Coalition voters want a party that offers a clear alternative to the Labor-Green watermelon monster. Nothing should have hammered home that lesson more brutally than the results of the last federal election in Queensland.

Yet, still the government deludes itself that turning teal is the only way to go – despite every lesson to the contrary. No one was deeper blue-green than Malcolm Turnbull; and he very nearly cost the Coalition government.

The more the Morrison government dallies with Turnbull-lite blue-green policy, especially on climate and energy, the more likely it is to squander the astonishing turnaround in its fortunes following Turnbull’s demise.

Nearly every federal election for the last 15 years has made it brutally clear that climate change alarmism is not a vote-winner. No matter how many nosey-nannas and scowling schoolchildren wave their little placards and shake their little fists, voters have far more real concerns to worry about. Especially the prospect of continually-spiralling power costs as governments continue to shovel billions of dollars into the greedy maw of rent-seeking “renewables”.

At least some in the Morrison government are trying to put the Coalition back on course.

Nationals senator Matt Canavan has reignited the energy wars within the Coalition as he called on Scott Morrison to tear up its energy agreement with the NSW government and instead build a coal-fired power station in the Hunter Valley.

The Queensland senator lashed out at the Berejiklian government’s energy roadmap, which passed state parliament last week and encourages investment in low emissions energy to replace ageing coal-fired power stations.

Senator Canavan accused NSW of passing “radical legislation” without consulting the federal government.

He said the policy undermined the Morrison government’s program to underwrite new energy projects, with gas projects being put on hold.

Senator Canavan questioned why rural people would have to be kept up at night by “noisy wind farms just so guilt ridden inner-city people can sleep”.

More to the point, why should ordinary people in the suburbs have to struggle to pay soaring electricity bills, just so smugmobile-driving Green elites can signal their climate virtues?

The former resources minister said the government needed to tear up its $2bn energy agreement struck in January and instead built a new coal-fired power station in the Hunter Valley.

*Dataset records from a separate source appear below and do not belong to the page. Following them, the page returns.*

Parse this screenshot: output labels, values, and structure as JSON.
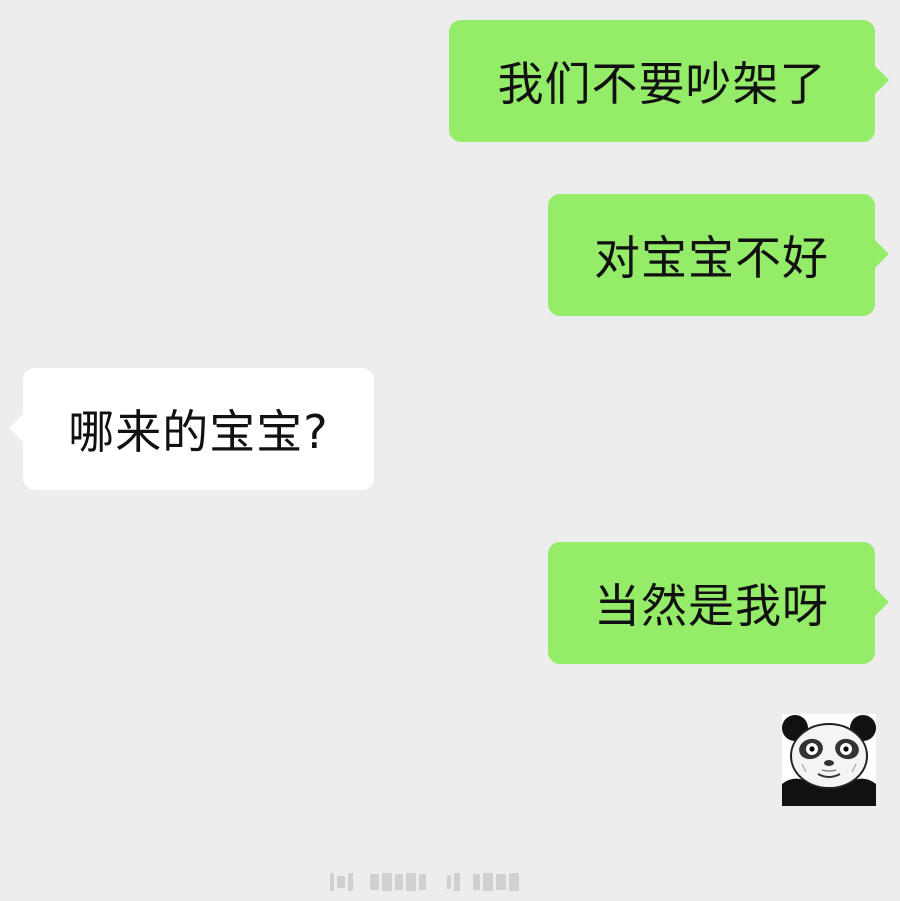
{
  "messages": [
    {
      "side": "out",
      "text": "我们不要吵架了"
    },
    {
      "side": "out",
      "text": "对宝宝不好"
    },
    {
      "side": "in",
      "text": "哪来的宝宝?"
    },
    {
      "side": "out",
      "text": "当然是我呀"
    }
  ],
  "sticker": {
    "icon": "panda-meme-icon"
  },
  "colors": {
    "background": "#ededed",
    "outgoing_bubble": "#95ec69",
    "incoming_bubble": "#ffffff",
    "text": "#111111"
  }
}
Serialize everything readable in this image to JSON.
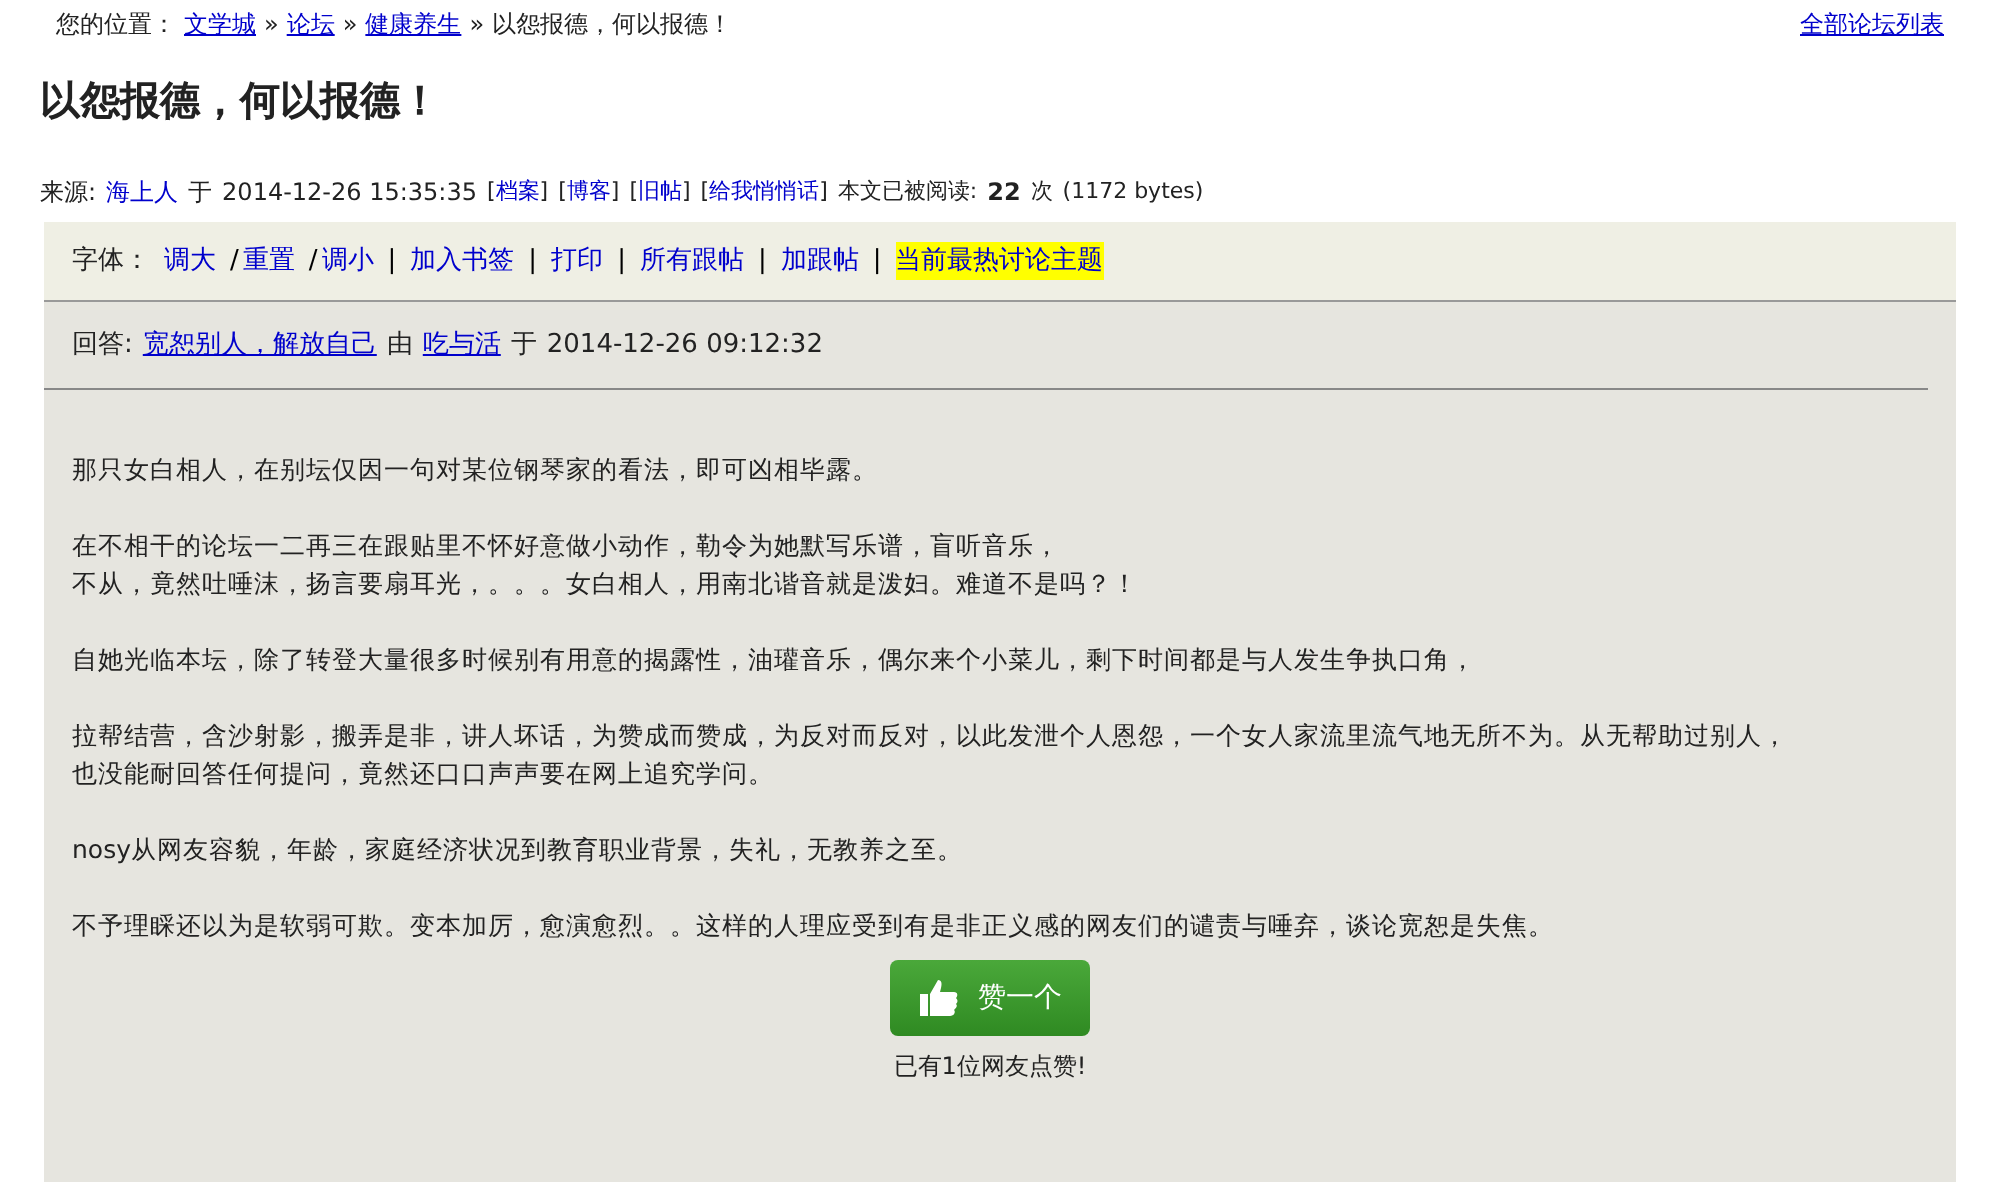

Partyroom sources say Senator Canavan was supported by Nationals MP Barnaby Joyce and Liberal MP Craig Kelly.

The Australian

Kelly in particular is an unapologetic global warming sceptic who isn’t afraid to take on the likes of the Climate Cult. But Kelly and Canavan are fighting a formidable bloc of Coalition “Wets” in wealthy inner-city electorates who seem more worried about winning the votes of the “doctor’s wives” than pursuing realistic energy policy – the kind that wins the rural and suburban electorates which deliver government.

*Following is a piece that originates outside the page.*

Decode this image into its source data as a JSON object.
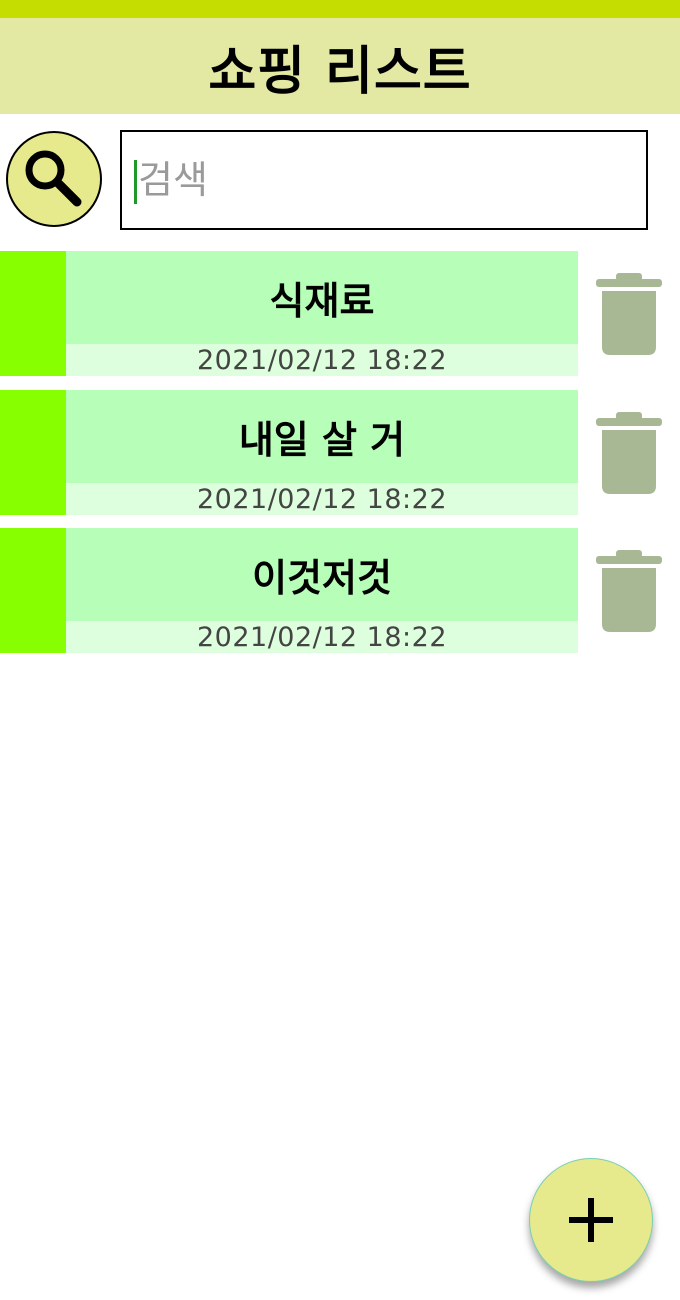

Canavan is also reminding the government that energy policy is a national security issue. As he says, the federal government should get out of the Paris agreement, which only serves to enrich communist China to the cost of Western nations besotted by the Climate Cult. Worse, it’s pointless because it allows China, already the world’s worst carbon dioxide emitter, to keep on spewing out the greenhouse gas with impunity.